Ukrainian journalists said held by separatists

KIEV (Reuters) - Pro-Russian separatists in eastern Ukraine have detained a Ukrainian journalist, accusing her of "war crimes" during the "Euromaidan" protests that toppled the Moscow-backed president, her lawyer said on Monday.

There were also reports of other journalists being held.

Irma Krat, 29, was held late on Sunday by militants in the city of Slaviansk, said Oleg Veremienko, a lawyer for the online television news site Krat runs. Russian Internet channel Life News posted video of her being escorted by masked men in combat gear and of an activist saying she was under arrest.

The channel showed a woman it said was Krat, her face hidden by a scarf, saying in Ukrainian: "They detained me but they are treating me all right. They will check the reports I've filed and then they'll decide when to let me go."

A man in camouflage gear whose name was given as Pavel told Life News she was being investigated for "war crimes" against riot police and civilians during the Kiev protests which led to the fall of President Viktor Yanukovich in February.
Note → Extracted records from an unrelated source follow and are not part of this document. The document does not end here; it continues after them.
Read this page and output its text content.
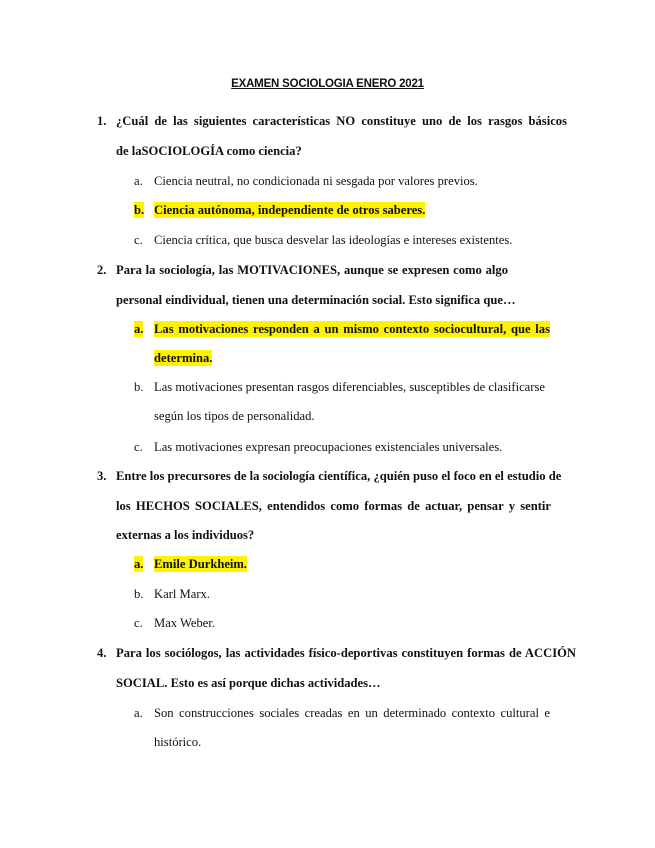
EXAMEN SOCIOLOGIA ENERO 2021
1. ¿Cuál de las siguientes características NO constituye uno de los rasgos básicos
de laSOCIOLOGÍA como ciencia?
a. Ciencia neutral, no condicionada ni sesgada por valores previos.
b. Ciencia autónoma, independiente de otros saberes.
c. Ciencia crítica, que busca desvelar las ideologías e intereses existentes.
2. Para la sociología, las MOTIVACIONES, aunque se expresen como algo
personal eindividual, tienen una determinación social. Esto significa que…
a. Las motivaciones responden a un mismo contexto sociocultural, que las
determina.
b. Las motivaciones presentan rasgos diferenciables, susceptibles de clasificarse
según los tipos de personalidad.
c. Las motivaciones expresan preocupaciones existenciales universales.
3. Entre los precursores de la sociología científica, ¿quién puso el foco en el estudio de
los HECHOS SOCIALES, entendidos como formas de actuar, pensar y sentir
externas a los individuos?
a. Emile Durkheim.
b. Karl Marx.
c. Max Weber.
4. Para los sociólogos, las actividades físico-deportivas constituyen formas de ACCIÓN
SOCIAL. Esto es así porque dichas actividades…
a. Son construcciones sociales creadas en un determinado contexto cultural e
histórico.
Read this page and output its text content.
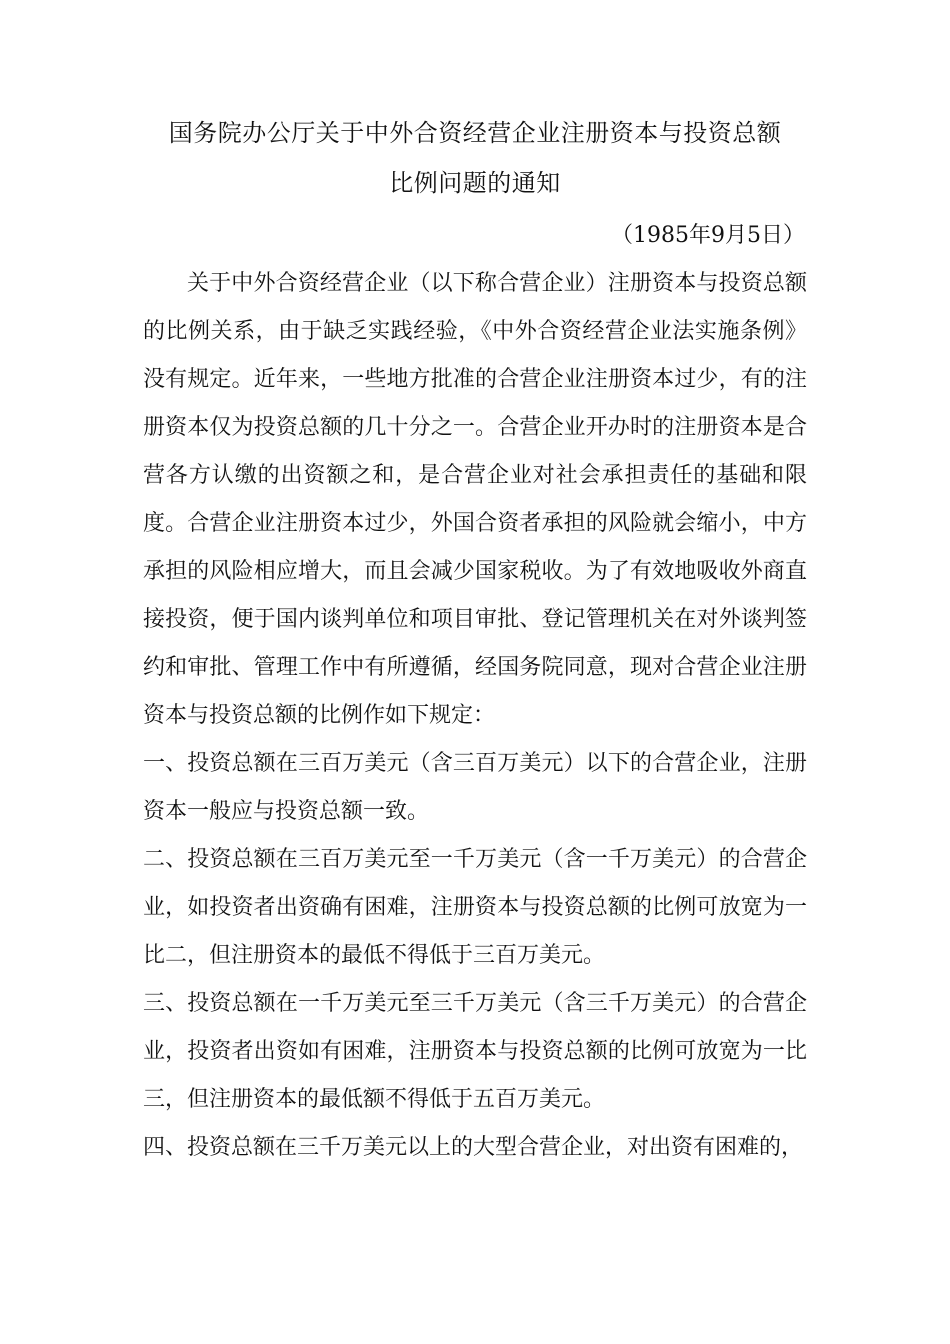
国务院办公厅关于中外合资经营企业注册资本与投资总额
比例问题的通知

（1985年9月5日）

关于中外合资经营企业（以下称合营企业）注册资本与投资总额的比例关系，由于缺乏实践经验，《中外合资经营企业法实施条例》没有规定。近年来，一些地方批准的合营企业注册资本过少，有的注册资本仅为投资总额的几十分之一。合营企业开办时的注册资本是合营各方认缴的出资额之和，是合营企业对社会承担责任的基础和限度。合营企业注册资本过少，外国合资者承担的风险就会缩小，中方承担的风险相应增大，而且会减少国家税收。为了有效地吸收外商直接投资，便于国内谈判单位和项目审批、登记管理机关在对外谈判签约和审批、管理工作中有所遵循，经国务院同意，现对合营企业注册资本与投资总额的比例作如下规定：

一、投资总额在三百万美元（含三百万美元）以下的合营企业，注册资本一般应与投资总额一致。

二、投资总额在三百万美元至一千万美元（含一千万美元）的合营企业，如投资者出资确有困难，注册资本与投资总额的比例可放宽为一比二，但注册资本的最低不得低于三百万美元。

三、投资总额在一千万美元至三千万美元（含三千万美元）的合营企业，投资者出资如有困难，注册资本与投资总额的比例可放宽为一比三，但注册资本的最低额不得低于五百万美元。

四、投资总额在三千万美元以上的大型合营企业，对出资有困难的，
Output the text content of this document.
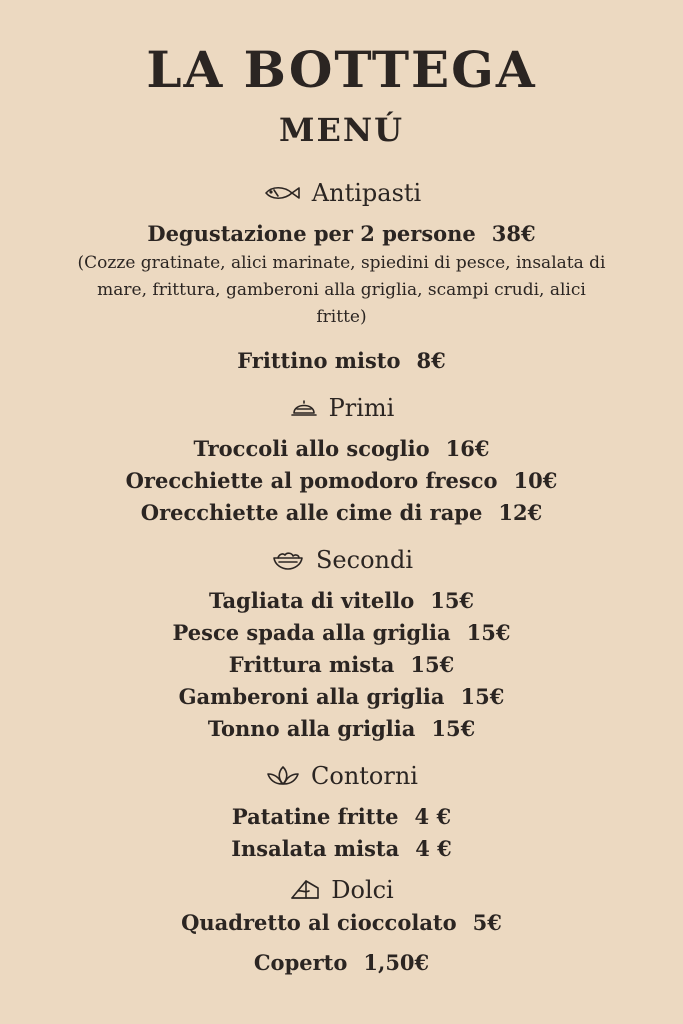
LA BOTTEGA
MENÚ
Antipasti
Degustazione per 2 persone 38€
(Cozze gratinate, alici marinate, spiedini di pesce, insalata di mare, frittura, gamberoni alla griglia, scampi crudi, alici fritte)
Frittino misto 8€
Primi
Troccoli allo scoglio 16€
Orecchiette al pomodoro fresco 10€
Orecchiette alle cime di rape 12€
Secondi
Tagliata di vitello 15€
Pesce spada alla griglia 15€
Frittura mista 15€
Gamberoni alla griglia 15€
Tonno alla griglia 15€
Contorni
Patatine fritte 4 €
Insalata mista 4 €
Dolci
Quadretto al cioccolato 5€
Coperto 1,50€
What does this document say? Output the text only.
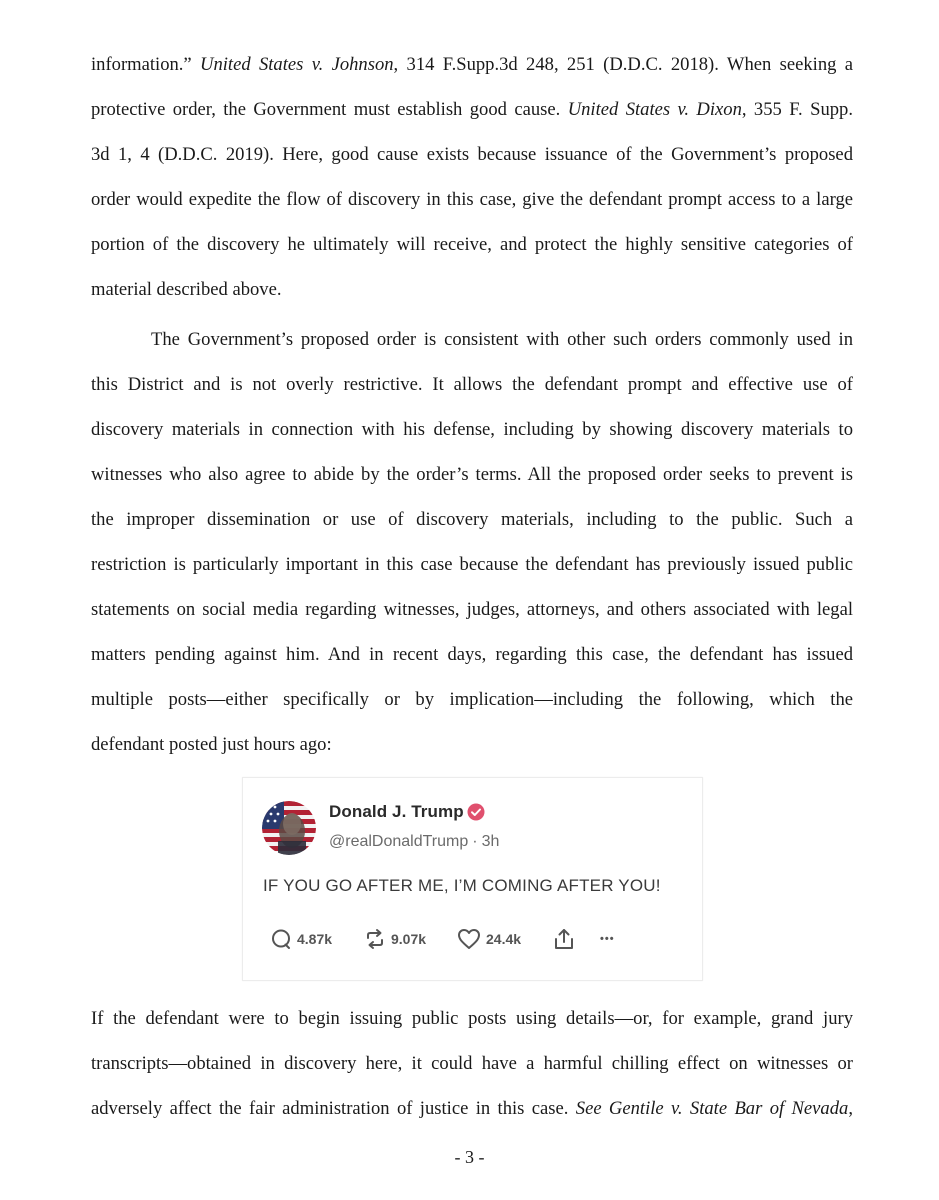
information.” United States v. Johnson, 314 F.Supp.3d 248, 251 (D.D.C. 2018). When seeking a
protective order, the Government must establish good cause. United States v. Dixon, 355 F. Supp.
3d 1, 4 (D.D.C. 2019). Here, good cause exists because issuance of the Government’s proposed
order would expedite the flow of discovery in this case, give the defendant prompt access to a large
portion of the discovery he ultimately will receive, and protect the highly sensitive categories of
material described above.

The Government’s proposed order is consistent with other such orders commonly used in
this District and is not overly restrictive. It allows the defendant prompt and effective use of
discovery materials in connection with his defense, including by showing discovery materials to
witnesses who also agree to abide by the order’s terms. All the proposed order seeks to prevent is
the improper dissemination or use of discovery materials, including to the public. Such a
restriction is particularly important in this case because the defendant has previously issued public
statements on social media regarding witnesses, judges, attorneys, and others associated with legal
matters pending against him. And in recent days, regarding this case, the defendant has issued
multiple posts—either specifically or by implication—including the following, which the
defendant posted just hours ago:

Donald J. Trump
@realDonaldTrump · 3h
IF YOU GO AFTER ME, I’M COMING AFTER YOU!
4.87k	9.07k	24.4k	•••

If the defendant were to begin issuing public posts using details—or, for example, grand jury
transcripts—obtained in discovery here, it could have a harmful chilling effect on witnesses or
adversely affect the fair administration of justice in this case. See Gentile v. State Bar of Nevada,

- 3 -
Krat's last Facebook posting was a message of Easter greetings on Sunday along with a photograph of herself lighting a candle in a makeshift tent church during the Kiev protests.

Veremienko, a Kiev lawyer who represents Krat's TV Prikhovana Pravda - Hidden Truth TV - website said she was being held with a second journalist, freelancer Serhiy Lefter, 22, who had been detained since Wednesday.

Interfax-Ukraine news agency and other local media noted a report from a blogger in eastern Ukraine who said three other, foreign, journalists had been held by militants in Slaviansk on Monday. Several journalists have been questioned by separatists there for short periods and then allowed to leave.

Gunmen took over public buildings in Slaviansk, in Donetsk region, nine days ago as part of a wider movement in Russian-speaking eastern Ukraine demanding a referendum that could lead to the area following Crimea into annexation by Moscow.